It had ruled that Council cannot impose extra conditions for enrolment as an advocate

The Supreme Court on Monday stayed an Orissa High Court judgment restraining the Bar Council of India (BCI) from imposing any extra conditions for enrolment as an advocate, including one that states that a law student must have obtained his graduation only from a recognised law college.

The respondent, Rabi Sahu, obtained law degree from a college whose affiliation was cancelled by the BCI. When he wanted to enrol himself as an advocate he could not do so and he moved the High Court, which held that the BCI could not frame any rules and add conditions for enrolment in addition to those prescribed under Section 24 of the Advocates Act.
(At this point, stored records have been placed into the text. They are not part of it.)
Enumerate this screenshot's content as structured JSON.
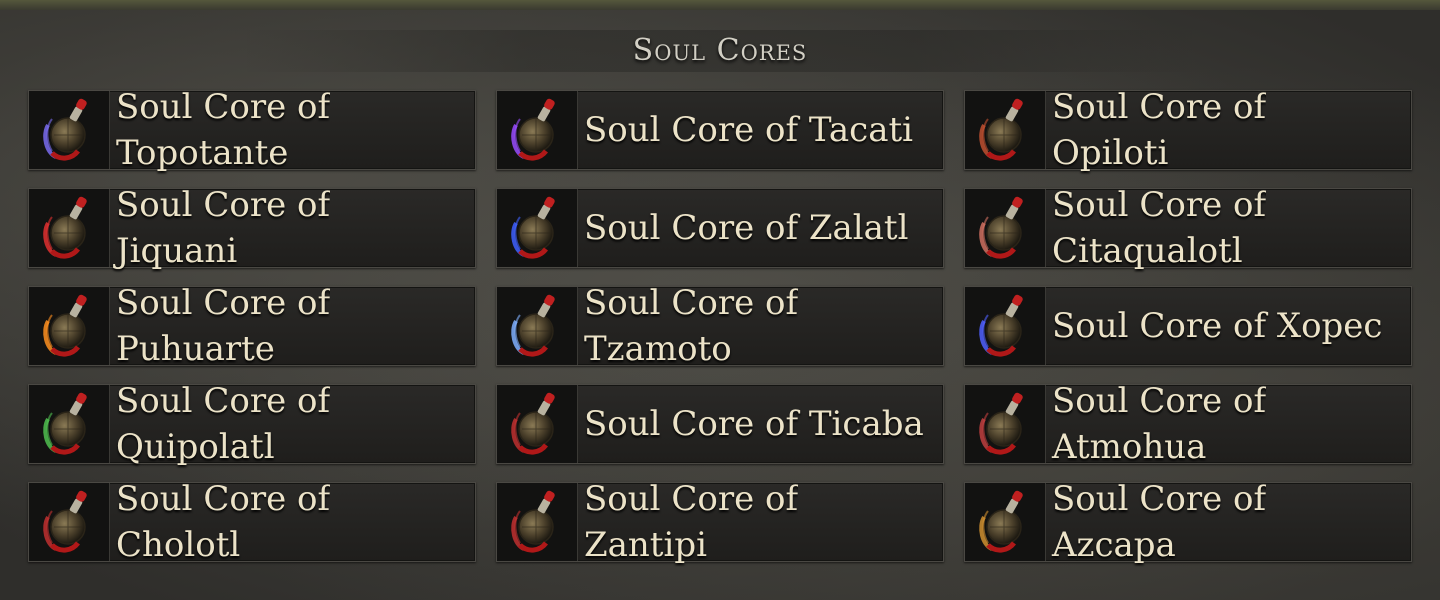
{
  "title": "Soul Cores",
  "items": [
    {
      "label": "Soul Core of\nTopotante",
      "icon": "soul-core-topotante-icon",
      "accent": "#7a6cf0"
    },
    {
      "label": "Soul Core of Tacati",
      "icon": "soul-core-tacati-icon",
      "accent": "#9a4cff"
    },
    {
      "label": "Soul Core of\nOpiloti",
      "icon": "soul-core-opiloti-icon",
      "accent": "#c05030"
    },
    {
      "label": "Soul Core of\nJiquani",
      "icon": "soul-core-jiquani-icon",
      "accent": "#e03030"
    },
    {
      "label": "Soul Core of Zalatl",
      "icon": "soul-core-zalatl-icon",
      "accent": "#4060ff"
    },
    {
      "label": "Soul Core of\nCitaqualotl",
      "icon": "soul-core-citaqualotl-icon",
      "accent": "#d07060"
    },
    {
      "label": "Soul Core of\nPuhuarte",
      "icon": "soul-core-puhuarte-icon",
      "accent": "#ff9020"
    },
    {
      "label": "Soul Core of\nTzamoto",
      "icon": "soul-core-tzamoto-icon",
      "accent": "#80b0ff"
    },
    {
      "label": "Soul Core of Xopec",
      "icon": "soul-core-xopec-icon",
      "accent": "#5060ff"
    },
    {
      "label": "Soul Core of\nQuipolatl",
      "icon": "soul-core-quipolatl-icon",
      "accent": "#50c050"
    },
    {
      "label": "Soul Core of Ticaba",
      "icon": "soul-core-ticaba-icon",
      "accent": "#c03030"
    },
    {
      "label": "Soul Core of\nAtmohua",
      "icon": "soul-core-atmohua-icon",
      "accent": "#c04040"
    },
    {
      "label": "Soul Core of\nCholotl",
      "icon": "soul-core-cholotl-icon",
      "accent": "#c03030"
    },
    {
      "label": "Soul Core of\nZantipi",
      "icon": "soul-core-zantipi-icon",
      "accent": "#c03030"
    },
    {
      "label": "Soul Core of\nAzcapa",
      "icon": "soul-core-azcapa-icon",
      "accent": "#d09030"
    }
  ]
}
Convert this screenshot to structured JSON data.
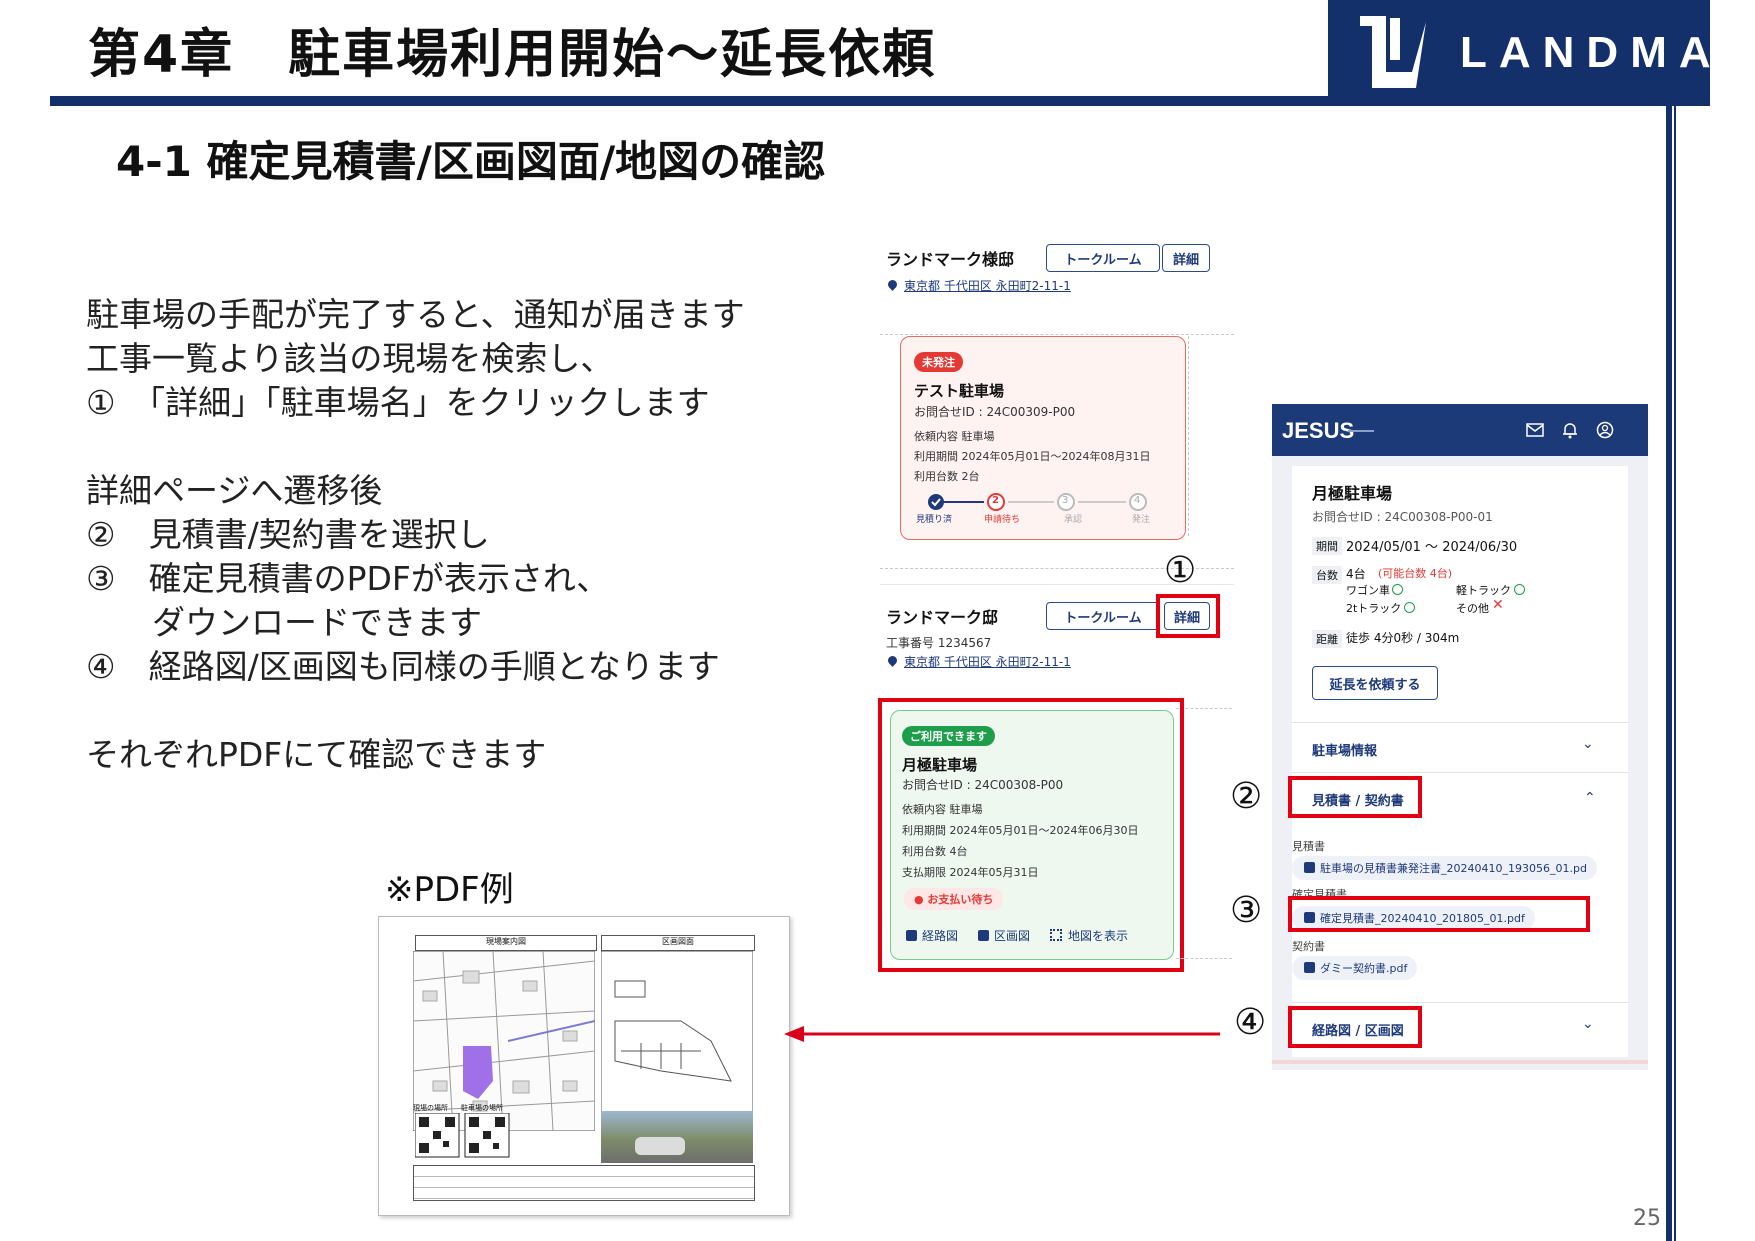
{
  "header": {
    "chapter_title": "第4章　駐車場利用開始～延長依頼",
    "logo_text": "LANDMARK",
    "section_title": "4-1 確定見積書/区画図面/地図の確認"
  },
  "body_text": {
    "lines": [
      "駐車場の手配が完了すると、通知が届きます",
      "工事一覧より該当の現場を検索し、",
      "①　「詳細」「駐車場名」をクリックします",
      "詳細ページへ遷移後",
      "②　見積書/契約書を選択し",
      "③　確定見積書のPDFが表示され、",
      "　　ダウンロードできます",
      "④　経路図/区画図も同様の手順となります",
      "それぞれPDFにて確認できます"
    ],
    "pdf_example_label": "※PDF例"
  },
  "list_panel": {
    "site1": {
      "name": "ランドマーク様邸",
      "talkroom": "トークルーム",
      "detail": "詳細",
      "address": "東京都 千代田区 永田町2-11-1"
    },
    "card1": {
      "badge": "未発注",
      "title": "テスト駐車場",
      "inquiry": "お問合せID : 24C00309-P00",
      "request": "依頼内容  駐車場",
      "period": "利用期間  2024年05月01日～2024年08月31日",
      "count": "利用台数  2台",
      "steps": [
        "見積り済",
        "申請待ち",
        "承認",
        "発注"
      ],
      "step_nums": [
        "2",
        "3",
        "4"
      ]
    },
    "site2": {
      "name": "ランドマーク邸",
      "talkroom": "トークルーム",
      "detail": "詳細",
      "construction_no": "工事番号  1234567",
      "address": "東京都 千代田区 永田町2-11-1"
    },
    "card2": {
      "badge": "ご利用できます",
      "title": "月極駐車場",
      "inquiry": "お問合せID : 24C00308-P00",
      "request": "依頼内容  駐車場",
      "period": "利用期間  2024年05月01日～2024年06月30日",
      "count": "利用台数  4台",
      "due": "支払期限  2024年05月31日",
      "payment_status": "● お支払い待ち",
      "route_map": "経路図",
      "section_map": "区画図",
      "show_map": "地図を表示"
    },
    "markers": [
      "①",
      "②",
      "③",
      "④"
    ]
  },
  "app_panel": {
    "brand": "JESUS",
    "parking_name": "月極駐車場",
    "inquiry": "お問合せID : 24C00308-P00-01",
    "period_label": "期間",
    "period_value": "2024/05/01 ～ 2024/06/30",
    "count_label": "台数",
    "count_value": "4台",
    "count_available": "(可能台数 4台)",
    "vehicles": [
      "ワゴン車",
      "軽トラック",
      "2tトラック",
      "その他"
    ],
    "distance_label": "距離",
    "distance_value": "徒歩 4分0秒 / 304m",
    "extend_button": "延長を依頼する",
    "sec_parking_info": "駐車場情報",
    "sec_estimate_contract": "見積書 / 契約書",
    "estimate_label": "見積書",
    "estimate_file": "駐車場の見積書兼発注書_20240410_193056_01.pd",
    "confirmed_label": "確定見積書",
    "confirmed_file": "確定見積書_20240410_201805_01.pdf",
    "contract_label": "契約書",
    "contract_file": "ダミー契約書.pdf",
    "sec_route_section": "経路図 / 区画図"
  },
  "pdf_preview": {
    "left_header": "現場案内図",
    "right_header": "区画図面",
    "qr_label_1": "現場の場所",
    "qr_label_2": "駐車場の場所"
  },
  "page": {
    "number": "25"
  },
  "colors": {
    "navy": "#13306b",
    "red_highlight": "#e00012",
    "green_badge": "#1e9e4a",
    "red_badge": "#e53935"
  }
}
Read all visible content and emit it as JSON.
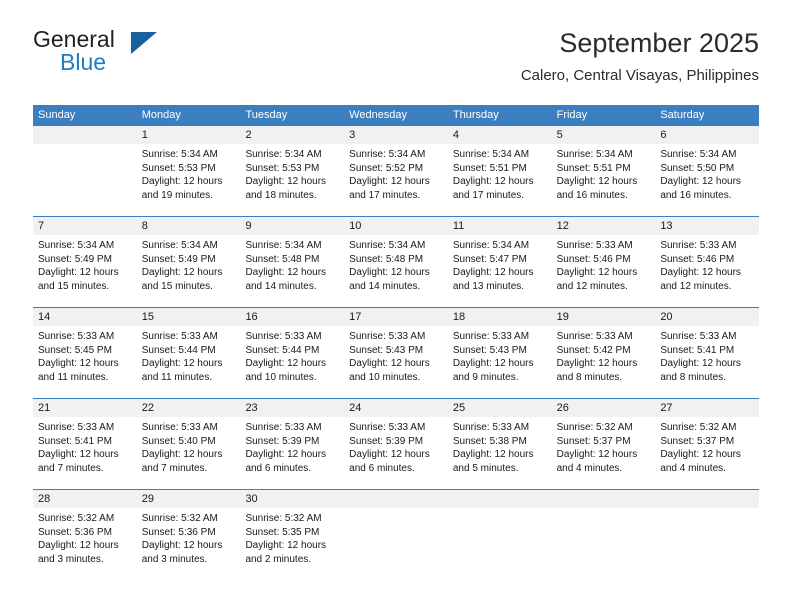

The BCI challenged this judgment in a special leave petition and this came up before a Bench of Justices R.M. Lodha and J. Chelameswar. Senior counsel Abhishek Singhvi, M.N. Krishnamani, BCI chairman Mannan Kumar Misra and member S. Prabhakar assailed the impugned judgment.

Mr. Singhvi told the Bench that the High Court haderroneously interpreted that the BCI had the power to inspect only the “university” and not “affiliated colleges.”

When the Advocates Act was enacted there were no private law colleges and only universities were imparting legal education, but now several private colleges had come up, he said.

Mr. Krishnamani said: “The recognition is granted by the BCI after being satisfied that the institution has all the facilities for imparting legal education which can be done only after inspection by the BCI and not by the university, which only affiliates the institution.”

Mr. Prabhakar submitted that the BCI had derecognised 48 law colleges, and if the impugned judgment was allowed to stand then all these colleges would claim parity and seek affiliation. Mr. Misra explained how the BCI was taking steps to improve legal education through five-year courses.

On hearing the arguments, Justice Lodha asked counsel: “How many members are there in Parliament? The Advocates Act requires amendment and the word ‘university’ can be amended [to include institutions also].” Justice Chelameswar said: “If somebody pilots the Bill it will be passed in no time.”

The Bench then stayed the impugned order and issued notice returnable in 10 weeks.